It started slow; humanity grew, and with it, tools and machines emerged. They grew like weeds over the years, becoming more and more complex with each passing generation. At first, it didn't seem like these inventions could cause any harm; all they did was help humanity, pathing the way for the advancement and success of our species. That was our mistake; seeing only the silver lining of the cloud.
Then the damage started to show. Forests were depleted, and then completely wiped off the map as humans cut down their trees, leaving no time for the environment to heal. Some animals lost their habitats while others went extinct, the greed of humanity having destroyed their homes, scared off their prey, and left them starving, their numbers rapidly diminishing. Levels of greenhouse gases rocketed sky high; glaciers melted, water levels rose, then fell again as ponds, streams, rivers, and eventually even oceans were drained for water, fish, salt; anything humans could use. Smoke, methane, and exhaust from machines and cars polluted the air, lethally so in some areas. Trash and oil tainted whatever water that was left, killing marine life in droves. Food chains broke and collapsed, entire ecosystems were destroyed, and species went extinct, dropping like flies.
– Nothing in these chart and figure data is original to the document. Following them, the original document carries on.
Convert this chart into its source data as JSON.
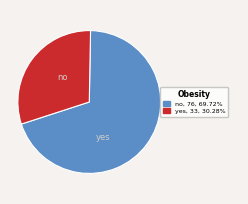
{
  "title": "Obesity",
  "labels": [
    "no",
    "yes"
  ],
  "values": [
    69.72,
    30.28
  ],
  "counts": [
    76,
    33
  ],
  "colors": [
    "#5b8ec7",
    "#cc2b2e"
  ],
  "legend_labels": [
    "no, 76, 69.72%",
    "yes, 33, 30.28%"
  ],
  "startangle": 198,
  "background_color": "#f5f2ef",
  "label_color": "#d0ccc8",
  "edge_color": "white"
}
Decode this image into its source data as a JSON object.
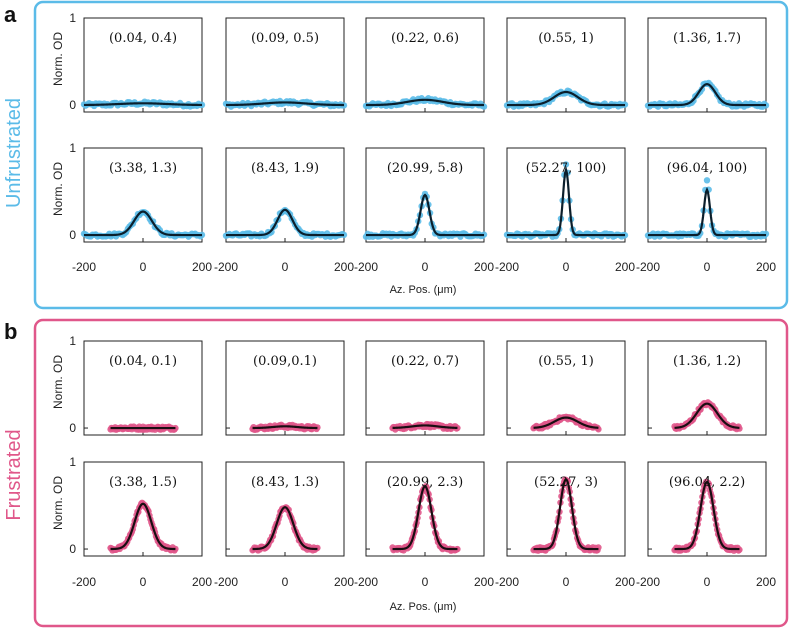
{
  "panels": [
    {
      "letter": "a",
      "side_label": "Unfrustrated",
      "color": "#5bbbe8",
      "ylabel": "Norm. OD",
      "xlabel": "Az. Pos. (μm)",
      "xticks": [
        "-200",
        "0",
        "200"
      ],
      "yticks": [
        "1",
        "0"
      ]
    },
    {
      "letter": "b",
      "side_label": "Frustrated",
      "color": "#e0578a",
      "ylabel": "Norm. OD",
      "xlabel": "Az. Pos. (μm)",
      "xticks": [
        "-200",
        "0",
        "200"
      ],
      "yticks": [
        "1",
        "0"
      ]
    }
  ],
  "chart_data": [
    {
      "type": "line",
      "title": "a — Unfrustrated",
      "xlabel": "Az. Pos. (μm)",
      "ylabel": "Norm. OD",
      "xlim": [
        -200,
        200
      ],
      "ylim": [
        0,
        1
      ],
      "data_color": "#5bbbe8",
      "fit_color": "#0b1f2c",
      "x_extent": [
        -200,
        200
      ],
      "subplots": [
        {
          "label": "(0.04, 0.4)",
          "amplitude": 0.02,
          "width": 80
        },
        {
          "label": "(0.09, 0.5)",
          "amplitude": 0.03,
          "width": 70
        },
        {
          "label": "(0.22, 0.6)",
          "amplitude": 0.06,
          "width": 60
        },
        {
          "label": "(0.55, 1)",
          "amplitude": 0.15,
          "width": 40
        },
        {
          "label": "(1.36, 1.7)",
          "amplitude": 0.24,
          "width": 28
        },
        {
          "label": "(3.38, 1.3)",
          "amplitude": 0.27,
          "width": 30
        },
        {
          "label": "(8.43, 1.9)",
          "amplitude": 0.29,
          "width": 25
        },
        {
          "label": "(20.99, 5.8)",
          "amplitude": 0.46,
          "width": 15
        },
        {
          "label": "(52.27, 100)",
          "amplitude": 0.75,
          "width": 10,
          "data_peak": 0.82
        },
        {
          "label": "(96.04, 100)",
          "amplitude": 0.52,
          "width": 10,
          "data_peak": 0.62
        }
      ]
    },
    {
      "type": "line",
      "title": "b — Frustrated",
      "xlabel": "Az. Pos. (μm)",
      "ylabel": "Norm. OD",
      "xlim": [
        -200,
        200
      ],
      "ylim": [
        0,
        1
      ],
      "data_color": "#e0578a",
      "fit_color": "#1a0d12",
      "x_extent": [
        -110,
        110
      ],
      "subplots": [
        {
          "label": "(0.04, 0.1)",
          "amplitude": 0.0,
          "width": 50
        },
        {
          "label": "(0.09,0.1)",
          "amplitude": 0.02,
          "width": 40
        },
        {
          "label": "(0.22, 0.7)",
          "amplitude": 0.03,
          "width": 45
        },
        {
          "label": "(0.55, 1)",
          "amplitude": 0.12,
          "width": 40
        },
        {
          "label": "(1.36, 1.2)",
          "amplitude": 0.28,
          "width": 35
        },
        {
          "label": "(3.38, 1.5)",
          "amplitude": 0.52,
          "width": 28
        },
        {
          "label": "(8.43, 1.3)",
          "amplitude": 0.48,
          "width": 28
        },
        {
          "label": "(20.99, 2.3)",
          "amplitude": 0.72,
          "width": 22
        },
        {
          "label": "(52.27, 3)",
          "amplitude": 0.8,
          "width": 20
        },
        {
          "label": "(96.04, 2.2)",
          "amplitude": 0.77,
          "width": 22
        }
      ]
    }
  ]
}
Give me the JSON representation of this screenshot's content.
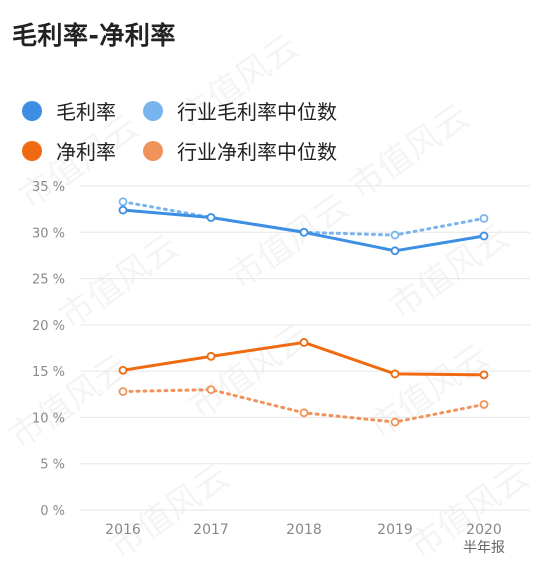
{
  "chart_data": {
    "type": "line",
    "title": "毛利率-净利率",
    "categories": [
      "2016",
      "2017",
      "2018",
      "2019",
      "2020"
    ],
    "category_sublabels": [
      "",
      "",
      "",
      "",
      "半年报"
    ],
    "ylim": [
      0,
      35
    ],
    "yticks": [
      0,
      5,
      10,
      15,
      20,
      25,
      30,
      35
    ],
    "ytick_suffix": " %",
    "grid": true,
    "legend_position": "top",
    "series": [
      {
        "name": "毛利率",
        "values": [
          32.4,
          31.6,
          30.0,
          28.0,
          29.6
        ],
        "color": "#3d8fe3",
        "style": "solid"
      },
      {
        "name": "行业毛利率中位数",
        "values": [
          33.3,
          31.6,
          30.0,
          29.7,
          31.5
        ],
        "color": "#78b4ee",
        "style": "dotted"
      },
      {
        "name": "净利率",
        "values": [
          15.1,
          16.6,
          18.1,
          14.7,
          14.6
        ],
        "color": "#ef6a10",
        "style": "solid"
      },
      {
        "name": "行业净利率中位数",
        "values": [
          12.8,
          13.0,
          10.5,
          9.5,
          11.4
        ],
        "color": "#f0935a",
        "style": "dotted"
      }
    ]
  },
  "watermark": "市值风云"
}
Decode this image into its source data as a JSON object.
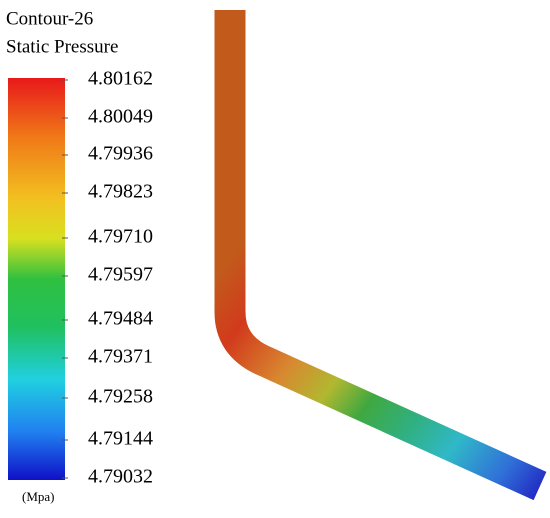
{
  "title": "Contour-26",
  "subtitle": "Static Pressure",
  "colorbar": {
    "ticks": [
      "4.80162",
      "4.80049",
      "4.79936",
      "4.79823",
      "4.79710",
      "4.79597",
      "4.79484",
      "4.79371",
      "4.79258",
      "4.79144",
      "4.79032"
    ],
    "unit": "(Mpa)"
  }
}
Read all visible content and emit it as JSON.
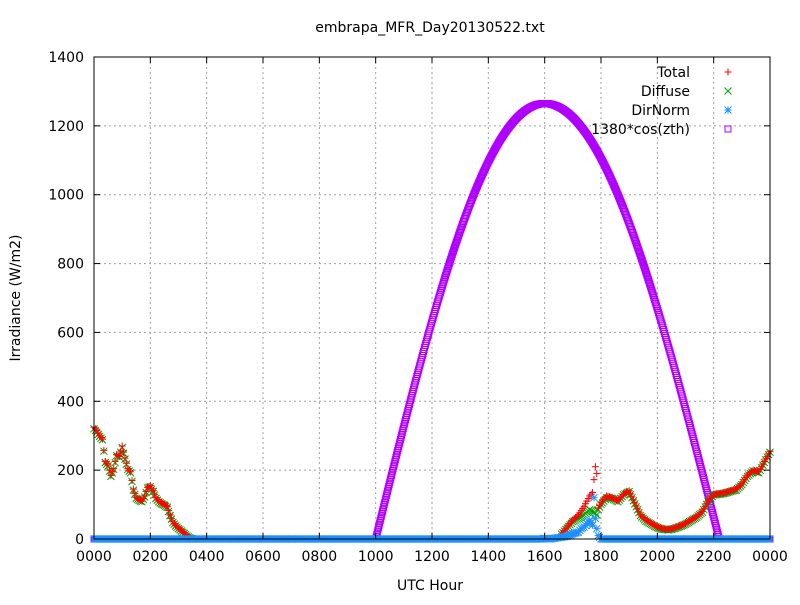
{
  "chart_data": {
    "type": "scatter",
    "title": "embrapa_MFR_Day20130522.txt",
    "xlabel": "UTC Hour",
    "ylabel": "Irradiance (W/m2)",
    "xlim": [
      0,
      24
    ],
    "ylim": [
      0,
      1400
    ],
    "xticks": [
      {
        "value": 0,
        "label": "0000"
      },
      {
        "value": 2,
        "label": "0200"
      },
      {
        "value": 4,
        "label": "0400"
      },
      {
        "value": 6,
        "label": "0600"
      },
      {
        "value": 8,
        "label": "0800"
      },
      {
        "value": 10,
        "label": "1000"
      },
      {
        "value": 12,
        "label": "1200"
      },
      {
        "value": 14,
        "label": "1400"
      },
      {
        "value": 16,
        "label": "1600"
      },
      {
        "value": 18,
        "label": "1800"
      },
      {
        "value": 20,
        "label": "2000"
      },
      {
        "value": 22,
        "label": "2200"
      },
      {
        "value": 24,
        "label": "0000"
      }
    ],
    "yticks": [
      0,
      200,
      400,
      600,
      800,
      1000,
      1200,
      1400
    ],
    "grid": true,
    "legend_position": "top-right",
    "series": [
      {
        "name": "Total",
        "color": "#ff0000",
        "marker": "plus",
        "points": [
          [
            0.0,
            325
          ],
          [
            0.1,
            315
          ],
          [
            0.2,
            300
          ],
          [
            0.3,
            290
          ],
          [
            0.4,
            225
          ],
          [
            0.5,
            215
          ],
          [
            0.6,
            185
          ],
          [
            0.7,
            205
          ],
          [
            0.8,
            245
          ],
          [
            0.9,
            240
          ],
          [
            1.0,
            270
          ],
          [
            1.1,
            235
          ],
          [
            1.2,
            205
          ],
          [
            1.3,
            195
          ],
          [
            1.4,
            145
          ],
          [
            1.5,
            120
          ],
          [
            1.6,
            115
          ],
          [
            1.7,
            110
          ],
          [
            1.8,
            125
          ],
          [
            1.9,
            150
          ],
          [
            2.0,
            155
          ],
          [
            2.1,
            140
          ],
          [
            2.2,
            120
          ],
          [
            2.3,
            110
          ],
          [
            2.4,
            105
          ],
          [
            2.5,
            100
          ],
          [
            2.6,
            95
          ],
          [
            2.7,
            70
          ],
          [
            2.8,
            50
          ],
          [
            2.9,
            40
          ],
          [
            3.0,
            32
          ],
          [
            3.1,
            25
          ],
          [
            3.2,
            18
          ],
          [
            3.3,
            10
          ],
          [
            3.4,
            4
          ],
          [
            3.5,
            0
          ],
          [
            16.6,
            15
          ],
          [
            16.8,
            35
          ],
          [
            17.0,
            55
          ],
          [
            17.2,
            70
          ],
          [
            17.4,
            95
          ],
          [
            17.5,
            110
          ],
          [
            17.6,
            125
          ],
          [
            17.7,
            135
          ],
          [
            17.8,
            210
          ],
          [
            17.85,
            190
          ],
          [
            17.9,
            90
          ],
          [
            18.0,
            105
          ],
          [
            18.2,
            125
          ],
          [
            18.4,
            120
          ],
          [
            18.6,
            110
          ],
          [
            18.8,
            130
          ],
          [
            19.0,
            140
          ],
          [
            19.2,
            105
          ],
          [
            19.4,
            70
          ],
          [
            19.6,
            55
          ],
          [
            19.8,
            45
          ],
          [
            20.0,
            35
          ],
          [
            20.2,
            30
          ],
          [
            20.4,
            28
          ],
          [
            20.6,
            32
          ],
          [
            20.8,
            38
          ],
          [
            21.0,
            45
          ],
          [
            21.2,
            55
          ],
          [
            21.4,
            65
          ],
          [
            21.6,
            80
          ],
          [
            21.8,
            110
          ],
          [
            22.0,
            130
          ],
          [
            22.2,
            132
          ],
          [
            22.4,
            135
          ],
          [
            22.6,
            140
          ],
          [
            22.8,
            145
          ],
          [
            23.0,
            160
          ],
          [
            23.2,
            185
          ],
          [
            23.4,
            200
          ],
          [
            23.6,
            195
          ],
          [
            23.8,
            225
          ],
          [
            23.9,
            240
          ],
          [
            24.0,
            255
          ]
        ]
      },
      {
        "name": "Diffuse",
        "color": "#00a000",
        "marker": "cross",
        "points": [
          [
            0.0,
            320
          ],
          [
            0.1,
            310
          ],
          [
            0.2,
            298
          ],
          [
            0.3,
            288
          ],
          [
            0.4,
            222
          ],
          [
            0.5,
            212
          ],
          [
            0.6,
            182
          ],
          [
            0.7,
            202
          ],
          [
            0.8,
            242
          ],
          [
            0.9,
            238
          ],
          [
            1.0,
            266
          ],
          [
            1.1,
            232
          ],
          [
            1.2,
            202
          ],
          [
            1.3,
            192
          ],
          [
            1.4,
            142
          ],
          [
            1.5,
            118
          ],
          [
            1.6,
            112
          ],
          [
            1.7,
            108
          ],
          [
            1.8,
            122
          ],
          [
            1.9,
            148
          ],
          [
            2.0,
            152
          ],
          [
            2.1,
            138
          ],
          [
            2.2,
            118
          ],
          [
            2.3,
            108
          ],
          [
            2.4,
            102
          ],
          [
            2.5,
            98
          ],
          [
            2.6,
            92
          ],
          [
            2.7,
            68
          ],
          [
            2.8,
            48
          ],
          [
            2.9,
            38
          ],
          [
            3.0,
            30
          ],
          [
            3.1,
            23
          ],
          [
            3.2,
            16
          ],
          [
            3.3,
            9
          ],
          [
            3.4,
            3
          ],
          [
            3.5,
            0
          ],
          [
            16.6,
            14
          ],
          [
            16.8,
            32
          ],
          [
            17.0,
            50
          ],
          [
            17.2,
            60
          ],
          [
            17.4,
            70
          ],
          [
            17.5,
            78
          ],
          [
            17.6,
            85
          ],
          [
            17.7,
            80
          ],
          [
            17.8,
            75
          ],
          [
            17.85,
            70
          ],
          [
            17.9,
            85
          ],
          [
            18.0,
            100
          ],
          [
            18.2,
            120
          ],
          [
            18.4,
            118
          ],
          [
            18.6,
            108
          ],
          [
            18.8,
            128
          ],
          [
            19.0,
            138
          ],
          [
            19.2,
            102
          ],
          [
            19.4,
            68
          ],
          [
            19.6,
            52
          ],
          [
            19.8,
            42
          ],
          [
            20.0,
            33
          ],
          [
            20.2,
            28
          ],
          [
            20.4,
            26
          ],
          [
            20.6,
            30
          ],
          [
            20.8,
            36
          ],
          [
            21.0,
            43
          ],
          [
            21.2,
            53
          ],
          [
            21.4,
            63
          ],
          [
            21.6,
            78
          ],
          [
            21.8,
            108
          ],
          [
            22.0,
            128
          ],
          [
            22.2,
            130
          ],
          [
            22.4,
            133
          ],
          [
            22.6,
            138
          ],
          [
            22.8,
            142
          ],
          [
            23.0,
            158
          ],
          [
            23.2,
            182
          ],
          [
            23.4,
            198
          ],
          [
            23.6,
            192
          ],
          [
            23.8,
            222
          ],
          [
            23.9,
            238
          ],
          [
            24.0,
            252
          ]
        ]
      },
      {
        "name": "DirNorm",
        "color": "#1e90ff",
        "marker": "star",
        "points": [
          [
            0.0,
            0
          ],
          [
            1.0,
            0
          ],
          [
            2.0,
            0
          ],
          [
            3.0,
            0
          ],
          [
            4.0,
            0
          ],
          [
            5.0,
            0
          ],
          [
            6.0,
            0
          ],
          [
            7.0,
            0
          ],
          [
            8.0,
            0
          ],
          [
            9.0,
            0
          ],
          [
            10.0,
            0
          ],
          [
            11.0,
            0
          ],
          [
            12.0,
            0
          ],
          [
            13.0,
            0
          ],
          [
            14.0,
            0
          ],
          [
            15.0,
            0
          ],
          [
            15.9,
            0
          ],
          [
            16.0,
            2
          ],
          [
            16.2,
            0
          ],
          [
            16.4,
            3
          ],
          [
            16.6,
            5
          ],
          [
            16.8,
            8
          ],
          [
            17.0,
            15
          ],
          [
            17.2,
            20
          ],
          [
            17.3,
            30
          ],
          [
            17.4,
            35
          ],
          [
            17.5,
            45
          ],
          [
            17.6,
            55
          ],
          [
            17.7,
            40
          ],
          [
            17.75,
            120
          ],
          [
            17.8,
            60
          ],
          [
            17.85,
            30
          ],
          [
            17.9,
            10
          ],
          [
            18.0,
            0
          ],
          [
            18.5,
            0
          ],
          [
            19.0,
            0
          ],
          [
            19.5,
            0
          ],
          [
            20.0,
            0
          ],
          [
            20.5,
            0
          ],
          [
            21.0,
            0
          ],
          [
            21.5,
            0
          ],
          [
            22.0,
            0
          ],
          [
            22.5,
            0
          ],
          [
            23.0,
            0
          ],
          [
            23.5,
            0
          ],
          [
            24.0,
            0
          ]
        ]
      },
      {
        "name": "1380*cos(zth)",
        "color": "#b000ff",
        "marker": "square",
        "sunrise_hour": 10.0,
        "sunset_hour": 22.2,
        "peak_hour": 16.0,
        "peak_value": 1265
      }
    ]
  }
}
As Mother Earth suffered, so eventually did humanity; the increasingly warm weather quickly killed crops and other plants, along with a lack of water and pollinators. With animals already dying out, food became scarce. Pretty soon, few had the money to buy it; they ended up homeless, starving, and bankrupt. The powerful and wealthy were exempt, for a short while; they used their money to hold them up in a world that was crumbling around them. However, pretty soon that money wore away, and the rich and powerful were left just the same as everyone else. With so many people lacking the money to afford good food, water, or healthcare, disease plagued the land. Even the simplest diseases could now turn life threatening; a common cold could easily turn into pneumonia. These outbreaks, plus the severe lack of food and water available, quickly decimated the human population.
That's how humanity destroyed itself.